When we’re wrong, or surprised, it can be easy to feel like we have failed. But in reality, these moments are really opportunities to slam our assumptions, dive into our feedback data, and improve experiences.

This is exactly what we discussed at a recent event with InMoment client Julie (JB) Booth, Head of UX/CX at Columbia Sportswear. In that presentation, JB walked us through how she and her team put their beliefs about in-person and digital customer experience expectations into perspective, use CX tools to dive in and test assumptions, and finally create a culture with an opportunity mindset.

In today’s post, however, we’ll walk through the steps of an exercise JB calls an “assumption slam,” so you can take this process back to your team and use it to test any assumptions of your own. Let’s get started!

How to “Slam” In-Person & Digital Customer Experience Assumptions

You know the old saying, “If you assume, you’re making an ‘a**’ out of ‘u’ and ‘me’.” And it’s true! If you are assuming you know exactly what the customer expects out of their experience, you are not truly serving them. Instead, you need to operate on the theory of falsification: to have a great hypothesis, you need to be willing to prove yourself wrong. And that’s where an “assumption slam” comes in handy.

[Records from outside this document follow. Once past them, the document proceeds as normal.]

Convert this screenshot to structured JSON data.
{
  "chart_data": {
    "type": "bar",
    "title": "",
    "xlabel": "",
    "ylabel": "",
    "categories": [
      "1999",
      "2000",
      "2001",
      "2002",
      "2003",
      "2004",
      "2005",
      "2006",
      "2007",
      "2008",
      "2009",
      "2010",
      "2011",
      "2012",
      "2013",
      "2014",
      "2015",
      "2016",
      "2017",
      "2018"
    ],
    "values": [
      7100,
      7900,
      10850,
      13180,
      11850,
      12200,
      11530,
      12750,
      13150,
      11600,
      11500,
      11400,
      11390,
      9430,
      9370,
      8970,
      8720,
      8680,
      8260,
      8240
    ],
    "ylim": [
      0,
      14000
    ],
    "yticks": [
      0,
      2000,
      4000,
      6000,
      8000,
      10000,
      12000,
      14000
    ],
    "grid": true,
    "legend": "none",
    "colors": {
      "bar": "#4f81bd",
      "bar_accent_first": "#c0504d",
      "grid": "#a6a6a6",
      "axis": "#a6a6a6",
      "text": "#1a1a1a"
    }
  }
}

Step #1: Gather Your Team & Select a Topic

The first step in an “assumption slam” is to select a specific topic. If you were to select a broad topic such as “the digital customer experience,” it would be hard to create a thorough list. That’s why JB suggests a more specific theme, like how a specific customer segment navigates your website. 

Step #2: Give Your Team Permission to Assume

Next, you need to give yourself permission to assume. Oftentimes, it can feel embarrassing to believe something based on instinct, without having looked into whether that belief is qualified by any data. That’s why it’s so important to let the team know there is no pressure to back up any claims they speak. This kind of behavior is most effective when modeled by team leaders; if the leader is willing to be vulnerable and talk about their assumptions, it gives the rest of the team permission to do the same.

Step #3: List Out Assumptions

Grab a white board and start listing out any and all assumptions! Don’t feel the need to be neat and organized yet—that will come later. Right now, you are primarily trying to get all the assumptions about the in-person or digital customer experience out in the open. You might even find that multiple team members have been operating under the same assumptions. 

Step #4: Map Out Assumptions by Risk & Testability

Now it’s time to get organized. Draw two intersecting axes, labeling one “risk” and the other “testability.” Once you’ve done that, as a team, map each assumption along the axes. This allows you to gauge priorities. Those assumptions labeled as “high risk, high testability” will be the first you want to dive into. 

Step #5: Dive into Assumptions with Impact

You’ve identified the “high risk, high testability” assumptions your team has about your focus subject, but what do you do now? Well, you get testing! Start with the assumption with the most risk and highest testability and develop a plan for how your team can test that assumption. Then you can work your way down your list until you no longer have assumptions—until you have concrete facts about the way your customers behave and what they expect from their in-person and digital customer experience.